Bij ploegenarbeid moeten de betrokken werknemers het werk verrichten in minstens twee ploegen:
-
van minstens twee werknemers die hetzelfde werk doen zowel qua inhoud en omvang;
-
die elkaar in de loop van de dag opvolgen zonder dat:
-
er een onderbreking is tussen de opeenvolgende ploegen;
-
de overlapping meer bedraagt dan één vierde van hun dagtaak.
Bij nachtarbeid betreft het ondernemingen waar werknemers, overeenkomstig de in de onderneming toepasselijke arbeidsregeling, werken tussen 20 en 6 uur, met uitsluiting van de werknemers die:
-
gewoonlijk beginnen te werken vanaf 5 uur;
-
enkel prestaties verrichten tussen 6 en 24 uur.
De betrokken werknemers moeten, overeenkomstig de arbeidsregeling waarin ze tewerkgesteld zijn, tenminste 1/3e van hun arbeidstijd in ploegen- of nachtarbeid zijn tewerkgesteld. Dit is de zogenaamde 1/3-norm.
Nieuwe spelregels vanaf 1 april 2022
De vrijstelling van doorstorting van bedrijfsvoorheffing voor nacht- en ploegenarbeid wijzigt op volgende punten:
- de vrijstelling in het kader van nacht-en ploegenarbeid splitst op in 2 afzonderlijke vrijstellingen.
Dit heeft gevolgen voor: - de berekening van de 1/3e norm; en
- de collectivisering.
- de berekening van de 1/3e norm in het kader van nacht- en ploegenarbeid moet per uur gebeuren in plaats van per dag.
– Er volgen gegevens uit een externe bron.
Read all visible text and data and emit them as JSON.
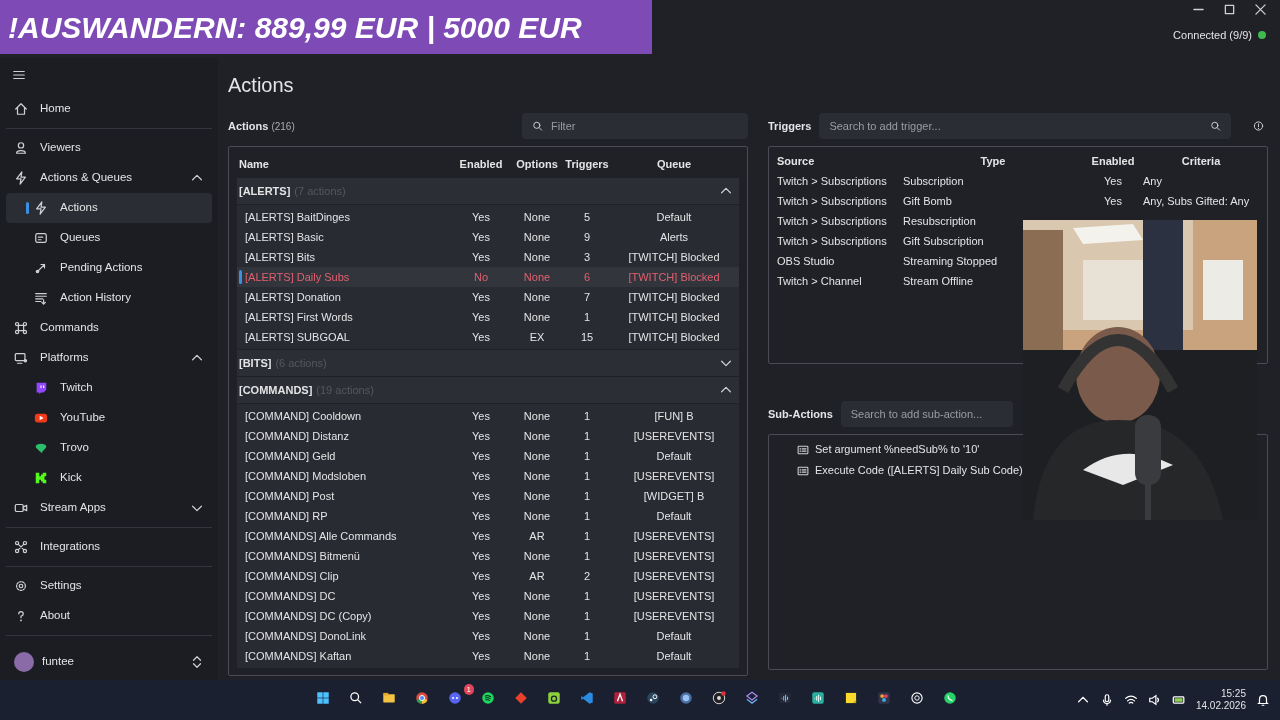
{
  "banner": {
    "text": "!AUSWANDERN: 889,99 EUR | 5000 EUR"
  },
  "connection": {
    "label": "Connected (9/9)",
    "color": "#3fb950"
  },
  "sidebar": {
    "sections": [
      [
        {
          "label": "Home",
          "selected": false
        }
      ],
      [
        {
          "label": "Viewers",
          "selected": false
        },
        {
          "label": "Actions & Queues",
          "selected": false,
          "expanded": true,
          "children": [
            {
              "label": "Actions",
              "selected": true
            },
            {
              "label": "Queues",
              "selected": false
            },
            {
              "label": "Pending Actions",
              "selected": false
            },
            {
              "label": "Action History",
              "selected": false
            }
          ]
        },
        {
          "label": "Commands",
          "selected": false
        },
        {
          "label": "Platforms",
          "selected": false,
          "expanded": true,
          "children": [
            {
              "label": "Twitch",
              "selected": false
            },
            {
              "label": "YouTube",
              "selected": false
            },
            {
              "label": "Trovo",
              "selected": false
            },
            {
              "label": "Kick",
              "selected": false
            }
          ]
        },
        {
          "label": "Stream Apps",
          "selected": false,
          "expanded": false
        }
      ],
      [
        {
          "label": "Integrations",
          "selected": false
        }
      ],
      [
        {
          "label": "Settings",
          "selected": false
        },
        {
          "label": "About",
          "selected": false
        }
      ]
    ],
    "user": {
      "name": "funtee"
    }
  },
  "page_title": "Actions",
  "actions": {
    "title": "Actions",
    "count": "(216)",
    "filter_placeholder": "Filter",
    "columns": [
      "Name",
      "Enabled",
      "Options",
      "Triggers",
      "Queue"
    ],
    "groups": [
      {
        "name": "[ALERTS]",
        "count": "(7 actions)",
        "expanded": true,
        "rows": [
          {
            "name": "[ALERTS] BaitDinges",
            "enabled": "Yes",
            "options": "None",
            "triggers": "5",
            "queue": "Default",
            "disabled": false,
            "selected": false
          },
          {
            "name": "[ALERTS] Basic",
            "enabled": "Yes",
            "options": "None",
            "triggers": "9",
            "queue": "Alerts",
            "disabled": false,
            "selected": false
          },
          {
            "name": "[ALERTS] Bits",
            "enabled": "Yes",
            "options": "None",
            "triggers": "3",
            "queue": "[TWITCH] Blocked",
            "disabled": false,
            "selected": false
          },
          {
            "name": "[ALERTS] Daily Subs",
            "enabled": "No",
            "options": "None",
            "triggers": "6",
            "queue": "[TWITCH] Blocked",
            "disabled": true,
            "selected": true
          },
          {
            "name": "[ALERTS] Donation",
            "enabled": "Yes",
            "options": "None",
            "triggers": "7",
            "queue": "[TWITCH] Blocked",
            "disabled": false,
            "selected": false
          },
          {
            "name": "[ALERTS] First Words",
            "enabled": "Yes",
            "options": "None",
            "triggers": "1",
            "queue": "[TWITCH] Blocked",
            "disabled": false,
            "selected": false
          },
          {
            "name": "[ALERTS] SUBGOAL",
            "enabled": "Yes",
            "options": "EX",
            "triggers": "15",
            "queue": "[TWITCH] Blocked",
            "disabled": false,
            "selected": false
          }
        ]
      },
      {
        "name": "[BITS]",
        "count": "(6 actions)",
        "expanded": false
      },
      {
        "name": "[COMMANDS]",
        "count": "(19 actions)",
        "expanded": true,
        "rows": [
          {
            "name": "[COMMAND] Cooldown",
            "enabled": "Yes",
            "options": "None",
            "triggers": "1",
            "queue": "[FUN] B",
            "disabled": false,
            "selected": false
          },
          {
            "name": "[COMMAND] Distanz",
            "enabled": "Yes",
            "options": "None",
            "triggers": "1",
            "queue": "[USEREVENTS]",
            "disabled": false,
            "selected": false
          },
          {
            "name": "[COMMAND] Geld",
            "enabled": "Yes",
            "options": "None",
            "triggers": "1",
            "queue": "Default",
            "disabled": false,
            "selected": false
          },
          {
            "name": "[COMMAND] Modsloben",
            "enabled": "Yes",
            "options": "None",
            "triggers": "1",
            "queue": "[USEREVENTS]",
            "disabled": false,
            "selected": false
          },
          {
            "name": "[COMMAND] Post",
            "enabled": "Yes",
            "options": "None",
            "triggers": "1",
            "queue": "[WIDGET] B",
            "disabled": false,
            "selected": false
          },
          {
            "name": "[COMMAND] RP",
            "enabled": "Yes",
            "options": "None",
            "triggers": "1",
            "queue": "Default",
            "disabled": false,
            "selected": false
          },
          {
            "name": "[COMMANDS] Alle Commands",
            "enabled": "Yes",
            "options": "AR",
            "triggers": "1",
            "queue": "[USEREVENTS]",
            "disabled": false,
            "selected": false
          },
          {
            "name": "[COMMANDS] Bitmenü",
            "enabled": "Yes",
            "options": "None",
            "triggers": "1",
            "queue": "[USEREVENTS]",
            "disabled": false,
            "selected": false
          },
          {
            "name": "[COMMANDS] Clip",
            "enabled": "Yes",
            "options": "AR",
            "triggers": "2",
            "queue": "[USEREVENTS]",
            "disabled": false,
            "selected": false
          },
          {
            "name": "[COMMANDS] DC",
            "enabled": "Yes",
            "options": "None",
            "triggers": "1",
            "queue": "[USEREVENTS]",
            "disabled": false,
            "selected": false
          },
          {
            "name": "[COMMANDS] DC (Copy)",
            "enabled": "Yes",
            "options": "None",
            "triggers": "1",
            "queue": "[USEREVENTS]",
            "disabled": false,
            "selected": false
          },
          {
            "name": "[COMMANDS] DonoLink",
            "enabled": "Yes",
            "options": "None",
            "triggers": "1",
            "queue": "Default",
            "disabled": false,
            "selected": false
          },
          {
            "name": "[COMMANDS] Kaftan",
            "enabled": "Yes",
            "options": "None",
            "triggers": "1",
            "queue": "Default",
            "disabled": false,
            "selected": false
          }
        ]
      }
    ]
  },
  "triggers": {
    "title": "Triggers",
    "search_placeholder": "Search to add trigger...",
    "columns": [
      "Source",
      "Type",
      "Enabled",
      "Criteria"
    ],
    "rows": [
      {
        "source": "Twitch > Subscriptions",
        "type": "Subscription",
        "enabled": "Yes",
        "criteria": "Any"
      },
      {
        "source": "Twitch > Subscriptions",
        "type": "Gift Bomb",
        "enabled": "Yes",
        "criteria": "Any, Subs Gifted: Any"
      },
      {
        "source": "Twitch > Subscriptions",
        "type": "Resubscription"
      },
      {
        "source": "Twitch > Subscriptions",
        "type": "Gift Subscription"
      },
      {
        "source": "OBS Studio",
        "type": "Streaming Stopped"
      },
      {
        "source": "Twitch > Channel",
        "type": "Stream Offline"
      }
    ]
  },
  "sub_actions": {
    "title": "Sub-Actions",
    "search_placeholder": "Search to add sub-action...",
    "items": [
      "Set argument %needSub% to '10'",
      "Execute Code ([ALERTS] Daily Sub Code)"
    ]
  },
  "taskbar": {
    "badge": "1",
    "time": "15:25",
    "date": "14.02.2026"
  }
}
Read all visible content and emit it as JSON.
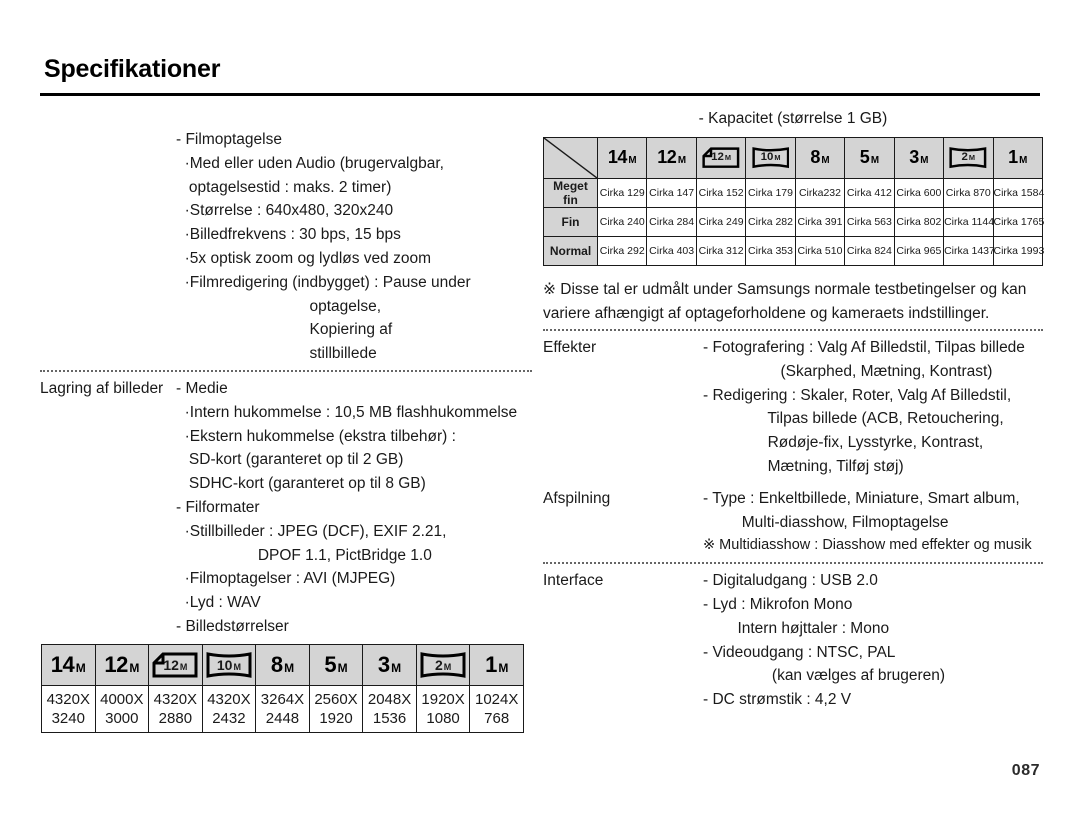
{
  "page": {
    "title": "Specifikationer",
    "number": "087"
  },
  "left_column": {
    "block1": {
      "label": "",
      "lines": [
        "- Filmoptagelse",
        "  ·Med eller uden Audio (brugervalgbar,",
        "   optagelsestid : maks. 2 timer)",
        "  ·Størrelse : 640x480, 320x240",
        "  ·Billedfrekvens : 30 bps, 15 bps",
        "  ·5x optisk zoom og lydløs ved zoom",
        "  ·Filmredigering (indbygget) : Pause under",
        "                               optagelse,",
        "                               Kopiering af",
        "                               stillbillede"
      ]
    },
    "block2": {
      "label": "Lagring af billeder",
      "lines": [
        "- Medie",
        "  ·Intern hukommelse : 10,5 MB flashhukommelse",
        "  ·Ekstern hukommelse (ekstra tilbehør) :",
        "   SD-kort (garanteret op til 2 GB)",
        "   SDHC-kort (garanteret op til 8 GB)",
        "- Filformater",
        "  ·Stillbilleder : JPEG (DCF), EXIF 2.21,",
        "                   DPOF 1.1, PictBridge 1.0",
        "  ·Filmoptagelser : AVI (MJPEG)",
        "  ·Lyd : WAV",
        "- Billedstørrelser"
      ]
    }
  },
  "size_table": {
    "headers": [
      {
        "value": "14",
        "unit": "M",
        "icon": "res-plain-icon"
      },
      {
        "value": "12",
        "unit": "M",
        "icon": "res-plain-icon"
      },
      {
        "value": "12",
        "unit": "M",
        "icon": "res-foldedcorner-icon"
      },
      {
        "value": "10",
        "unit": "M",
        "icon": "res-wide-icon"
      },
      {
        "value": "8",
        "unit": "M",
        "icon": "res-plain-icon"
      },
      {
        "value": "5",
        "unit": "M",
        "icon": "res-plain-icon"
      },
      {
        "value": "3",
        "unit": "M",
        "icon": "res-plain-icon"
      },
      {
        "value": "2",
        "unit": "M",
        "icon": "res-wide-icon"
      },
      {
        "value": "1",
        "unit": "M",
        "icon": "res-plain-icon"
      }
    ],
    "values": [
      [
        "4320X",
        "3240"
      ],
      [
        "4000X",
        "3000"
      ],
      [
        "4320X",
        "2880"
      ],
      [
        "4320X",
        "2432"
      ],
      [
        "3264X",
        "2448"
      ],
      [
        "2560X",
        "1920"
      ],
      [
        "2048X",
        "1536"
      ],
      [
        "1920X",
        "1080"
      ],
      [
        "1024X",
        "768"
      ]
    ]
  },
  "right_column": {
    "capacity": {
      "caption": "- Kapacitet (størrelse 1 GB)",
      "headers": [
        {
          "value": "14",
          "unit": "M",
          "icon": "res-plain-icon"
        },
        {
          "value": "12",
          "unit": "M",
          "icon": "res-plain-icon"
        },
        {
          "value": "12",
          "unit": "M",
          "icon": "res-foldedcorner-icon"
        },
        {
          "value": "10",
          "unit": "M",
          "icon": "res-wide-icon"
        },
        {
          "value": "8",
          "unit": "M",
          "icon": "res-plain-icon"
        },
        {
          "value": "5",
          "unit": "M",
          "icon": "res-plain-icon"
        },
        {
          "value": "3",
          "unit": "M",
          "icon": "res-plain-icon"
        },
        {
          "value": "2",
          "unit": "M",
          "icon": "res-wide-icon"
        },
        {
          "value": "1",
          "unit": "M",
          "icon": "res-plain-icon"
        }
      ],
      "rows": [
        {
          "label": "Meget fin",
          "cells": [
            "Cirka 129",
            "Cirka 147",
            "Cirka 152",
            "Cirka 179",
            "Cirka232",
            "Cirka 412",
            "Cirka 600",
            "Cirka 870",
            "Cirka 1584"
          ]
        },
        {
          "label": "Fin",
          "cells": [
            "Cirka 240",
            "Cirka 284",
            "Cirka 249",
            "Cirka 282",
            "Cirka 391",
            "Cirka 563",
            "Cirka 802",
            "Cirka 1144",
            "Cirka 1765"
          ]
        },
        {
          "label": "Normal",
          "cells": [
            "Cirka 292",
            "Cirka 403",
            "Cirka 312",
            "Cirka 353",
            "Cirka 510",
            "Cirka 824",
            "Cirka 965",
            "Cirka 1437",
            "Cirka 1993"
          ]
        }
      ]
    },
    "note": [
      "※ Disse tal er udmålt under Samsungs normale testbetingelser og kan",
      "  variere afhængigt af optageforholdene og kameraets indstillinger."
    ],
    "block_effekter": {
      "label": "Effekter",
      "lines": [
        "- Fotografering : Valg Af Billedstil, Tilpas billede",
        "                  (Skarphed, Mætning, Kontrast)",
        "- Redigering : Skaler, Roter, Valg Af Billedstil,",
        "               Tilpas billede (ACB, Retouchering,",
        "               Rødøje-fix, Lysstyrke, Kontrast,",
        "               Mætning, Tilføj støj)"
      ]
    },
    "block_afspilning": {
      "label": "Afspilning",
      "lines": [
        "- Type : Enkeltbillede, Miniature, Smart album,",
        "         Multi-diasshow, Filmoptagelse"
      ],
      "footnote": "※ Multidiasshow : Diasshow med effekter og musik"
    },
    "block_interface": {
      "label": "Interface",
      "lines": [
        "- Digitaludgang : USB 2.0",
        "- Lyd : Mikrofon Mono",
        "        Intern højttaler : Mono",
        "- Videoudgang : NTSC, PAL",
        "                (kan vælges af brugeren)",
        "- DC strømstik : 4,2 V"
      ]
    }
  }
}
Dit principe wordt uitdrukkelijk opgenomen in de wet, in navolging van de rechtspraak.
- een pauze van maximum 15 minuten tussen 2 opeenvolgende ploegen wordt nu expliciet toegelaten;
- voorwaarde om bovenop het contractueel bruto uurloon, een minimumpremie per uur toe te kennen van:
-
2% voor ploegenarbeid (ongeacht dag- of nachtploeg);
-
12% voor nachtarbeid
Bovenstaande wijzigingen gelden vanaf 1 april 2022.
-
de premie moet expliciet opgenomen zijn in een CAO, arbeidsreglement of individuele arbeidsovereenkomst.
Deze voorwaarde geldt vanaf 1 april 2024
-
de uitzendsector mag de vrijstelling enkel toepassen wanneer de klant hiermee akkoord gaat.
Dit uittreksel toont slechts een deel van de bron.